Thomas Hardy's An August Midnight, which involves a group of insects on the writer's page, was a lovely subtle duet for soprano and mezzo soloists, the voices of Sky Ingram and Rebecca Afonwy-Jones intertwining beautifully.

Whitman's spider saw Rebecca Afonwy-Jones giving us a lovely poised solo, with great feel for the words and a lovely sense inner stillness. McCabe's accompaniment on organ and brass was full of lovely evocative spidery creeping figures. Blake's fly was a fabulous chorus number, just with organ interruption, giving us a chance to really appreciate the young singers' feel for McCabe's music.
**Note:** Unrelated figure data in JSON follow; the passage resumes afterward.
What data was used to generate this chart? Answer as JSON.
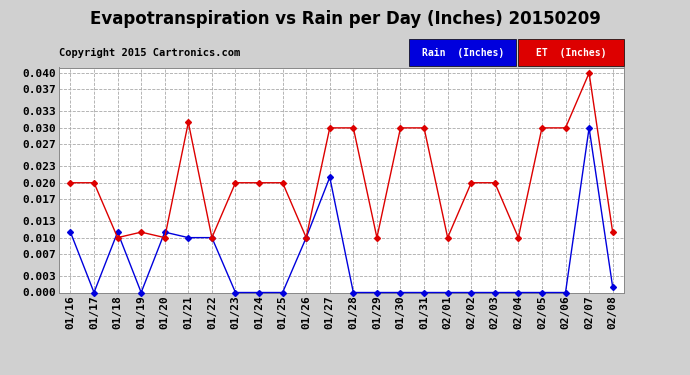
{
  "title": "Evapotranspiration vs Rain per Day (Inches) 20150209",
  "copyright": "Copyright 2015 Cartronics.com",
  "background_color": "#d0d0d0",
  "plot_bg_color": "#ffffff",
  "grid_color": "#aaaaaa",
  "dates": [
    "01/16",
    "01/17",
    "01/18",
    "01/19",
    "01/20",
    "01/21",
    "01/22",
    "01/23",
    "01/24",
    "01/25",
    "01/26",
    "01/27",
    "01/28",
    "01/29",
    "01/30",
    "01/31",
    "02/01",
    "02/02",
    "02/03",
    "02/04",
    "02/05",
    "02/06",
    "02/07",
    "02/08"
  ],
  "rain": [
    0.011,
    0.0,
    0.011,
    0.0,
    0.011,
    0.01,
    0.01,
    0.0,
    0.0,
    0.0,
    0.01,
    0.021,
    0.0,
    0.0,
    0.0,
    0.0,
    0.0,
    0.0,
    0.0,
    0.0,
    0.0,
    0.0,
    0.03,
    0.001
  ],
  "et": [
    0.02,
    0.02,
    0.01,
    0.011,
    0.01,
    0.031,
    0.01,
    0.02,
    0.02,
    0.02,
    0.01,
    0.03,
    0.03,
    0.01,
    0.03,
    0.03,
    0.01,
    0.02,
    0.02,
    0.01,
    0.03,
    0.03,
    0.04,
    0.011
  ],
  "ylim": [
    0.0,
    0.041
  ],
  "yticks": [
    0.0,
    0.003,
    0.007,
    0.01,
    0.013,
    0.017,
    0.02,
    0.023,
    0.027,
    0.03,
    0.033,
    0.037,
    0.04
  ],
  "rain_color": "#0000dd",
  "et_color": "#dd0000",
  "marker": "D",
  "marker_size": 3.0,
  "title_fontsize": 12,
  "copyright_fontsize": 7.5,
  "tick_fontsize": 8,
  "legend_rain_bg": "#0000dd",
  "legend_et_bg": "#dd0000",
  "legend_rain_text": "Rain  (Inches)",
  "legend_et_text": "ET  (Inches)"
}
Finally Whitman's Halcyon Days followed by more from Clare's Nature's Hymn to the Deity, with the soloists taking it in turns, line by line, in the Whitman and imbuing the piece with a sense of quiet rapture. The fanfares returned as Clare's poetry led us to a rapturous close.

I have been familiar with John McCabe's music since hearing it in Manchester as a student (not long after the Halle premiered his Chagall Windows), and have subsequently sung some of his choral music. As with much else in his repertoire, Songs of the Garden had a subtly and coherence which was impressive. His writing for his chosen forces had clarity throughout and a sense of admirable security in what was being done. You felt that, unlike in the Swayne, there were no moments of awkward balance or tricky texture. There is a sober, unshowiness about McCabe's writing, but it is always highly expressive and I think that Songs of the Garden is a work I could come to love.

The concert ended with the final Coronation Anthem, Handel's Zadok the Priest. Handel's string figures in the introduction do not work ideally on the organ, but Simon Hogan worked wonders and once the chorus came in choir and organ were joined by the brass quintet for a performance which was suitably rousing, but also subtle and finely shaped.